Daltrey doesn’t deny taking a while to give his feedback about the new songs, but he explains that the book tour behind his new memoir Thanks a lot Mr Kibblewhite: My Story occupied all his time during that period. He also perforated an eardrum in December that caused him enormous pain and made listening to music of any sort very difficult. “They’re all great songs,” he says. “ But sometimes I hear them and I think, ‘I can’t add anything to this to make my job as singer worthy of doing anything better than what Pete has already done.’ There’s at least five or six I can lay into and I’m sure they’ll come out incredible. Now that I’m healed up, I’m going to spend time getting into them. Okay, so I didn’t get back to him quickly at first. It doesn’t mean anything! I was deaf for about three weeks. It wasn’t even possible for me to bloody hear what was in them!”

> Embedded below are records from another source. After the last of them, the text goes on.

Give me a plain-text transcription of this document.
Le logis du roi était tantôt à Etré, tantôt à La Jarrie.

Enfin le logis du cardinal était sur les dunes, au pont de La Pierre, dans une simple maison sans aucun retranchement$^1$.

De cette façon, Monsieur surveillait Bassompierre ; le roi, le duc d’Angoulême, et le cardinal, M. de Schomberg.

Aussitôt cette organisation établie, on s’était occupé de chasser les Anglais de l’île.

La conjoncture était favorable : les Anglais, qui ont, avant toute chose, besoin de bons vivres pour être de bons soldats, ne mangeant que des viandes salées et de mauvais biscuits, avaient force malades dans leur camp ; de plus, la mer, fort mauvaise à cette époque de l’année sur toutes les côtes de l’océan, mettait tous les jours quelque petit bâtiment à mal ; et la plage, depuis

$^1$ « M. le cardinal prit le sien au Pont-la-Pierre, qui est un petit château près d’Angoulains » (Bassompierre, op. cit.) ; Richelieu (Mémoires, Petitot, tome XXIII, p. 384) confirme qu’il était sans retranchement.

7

“Is the chemistry between us still there? I hope there is” – Roger Daltrey on Pete Townshend
“One of the great difficulties here isn’t that Roger and I don’t get on,” says Townshend. “It’s that we don’t communicate. Over the years we haven’t really developed a dialogue. I don’t think that the fault is on my side. He feels a bit intimidated, perhaps, because I overcomplicate things, but we think very, very differently. We do talk on the phone. That’s the most significant way we communicate, though we don’t decide much on the phone. He doesn’t text and he’s just now starting to use e-mail, but he isn’t very good at it.”
Daltrey lets out a deep sigh when this topic comes up. “No, we don’t communicate well,” he says. “But I’ve gotten quite insular, I suppose. I don’t know why that is, but I accept it. Is the chemistry between us still there? I hope there is. It’s been a year since we worked. We’ll see soon enough.”

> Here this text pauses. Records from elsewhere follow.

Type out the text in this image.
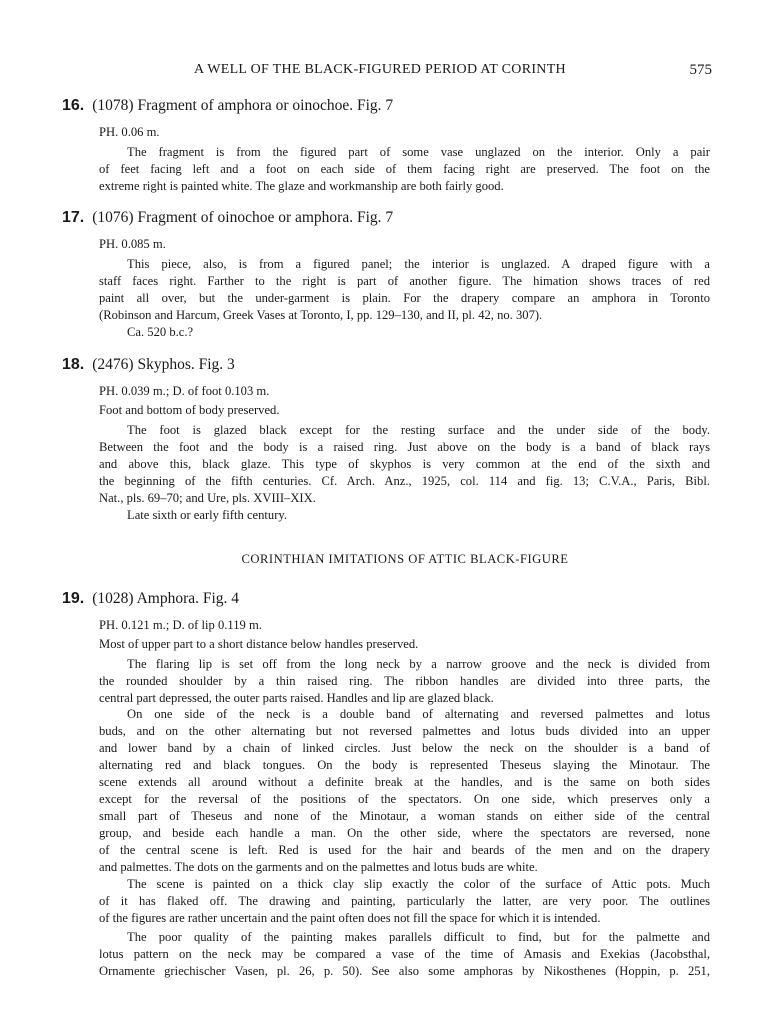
A WELL OF THE BLACK-FIGURED PERIOD AT CORINTH	575
16. (1078) Fragment of amphora or oinochoe. Fig. 7
PH. 0.06 m.
The fragment is from the figured part of some vase unglazed on the interior. Only a pair
of feet facing left and a foot on each side of them facing right are preserved. The foot on the
extreme right is painted white. The glaze and workmanship are both fairly good.
17. (1076) Fragment of oinochoe or amphora. Fig. 7
PH. 0.085 m.
This piece, also, is from a figured panel; the interior is unglazed. A draped figure with a
staff faces right. Farther to the right is part of another figure. The himation shows traces of red
paint all over, but the under-garment is plain. For the drapery compare an amphora in Toronto
(Robinson and Harcum, Greek Vases at Toronto, I, pp. 129–130, and II, pl. 42, no. 307).
Ca. 520 b.c.?
18. (2476) Skyphos. Fig. 3
PH. 0.039 m.; D. of foot 0.103 m.
Foot and bottom of body preserved.
The foot is glazed black except for the resting surface and the under side of the body.
Between the foot and the body is a raised ring. Just above on the body is a band of black rays
and above this, black glaze. This type of skyphos is very common at the end of the sixth and
the beginning of the fifth centuries. Cf. Arch. Anz., 1925, col. 114 and fig. 13; C.V.A., Paris, Bibl.
Nat., pls. 69–70; and Ure, pls. XVIII–XIX.
Late sixth or early fifth century.
CORINTHIAN IMITATIONS OF ATTIC BLACK-FIGURE
19. (1028) Amphora. Fig. 4
PH. 0.121 m.; D. of lip 0.119 m.
Most of upper part to a short distance below handles preserved.
The flaring lip is set off from the long neck by a narrow groove and the neck is divided from
the rounded shoulder by a thin raised ring. The ribbon handles are divided into three parts, the
central part depressed, the outer parts raised. Handles and lip are glazed black.
On one side of the neck is a double band of alternating and reversed palmettes and lotus
buds, and on the other alternating but not reversed palmettes and lotus buds divided into an upper
and lower band by a chain of linked circles. Just below the neck on the shoulder is a band of
alternating red and black tongues. On the body is represented Theseus slaying the Minotaur. The
scene extends all around without a definite break at the handles, and is the same on both sides
except for the reversal of the positions of the spectators. On one side, which preserves only a
small part of Theseus and none of the Minotaur, a woman stands on either side of the central
group, and beside each handle a man. On the other side, where the spectators are reversed, none
of the central scene is left. Red is used for the hair and beards of the men and on the drapery
and palmettes. The dots on the garments and on the palmettes and lotus buds are white.
The scene is painted on a thick clay slip exactly the color of the surface of Attic pots. Much
of it has flaked off. The drawing and painting, particularly the latter, are very poor. The outlines
of the figures are rather uncertain and the paint often does not fill the space for which it is intended.
The poor quality of the painting makes parallels difficult to find, but for the palmette and
lotus pattern on the neck may be compared a vase of the time of Amasis and Exekias (Jacobsthal,
Ornamente griechischer Vasen, pl. 26, p. 50). See also some amphoras by Nikosthenes (Hoppin, p. 251,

The one thing they do agree on is that their label’s request that they capitalize on their status as the ultimate “dad rock” band by finishing the album in time for Father’s Day in June is simply asinine. And with tour rehearsals beginning in just two months, it would be nearly impossible. “If they can’t get it by Father’s Day, they don’t care when they’re getting it,” says Townshend with a laugh. “And so it might wind up being September or October.” Daltrey sees less humor in all this. “If it takes us until next fuckin’ Father’s Day, so be it,” he says. “I loathe that part of the business. I just hate it. That’s why they’re working in an office and we’re on the stage.”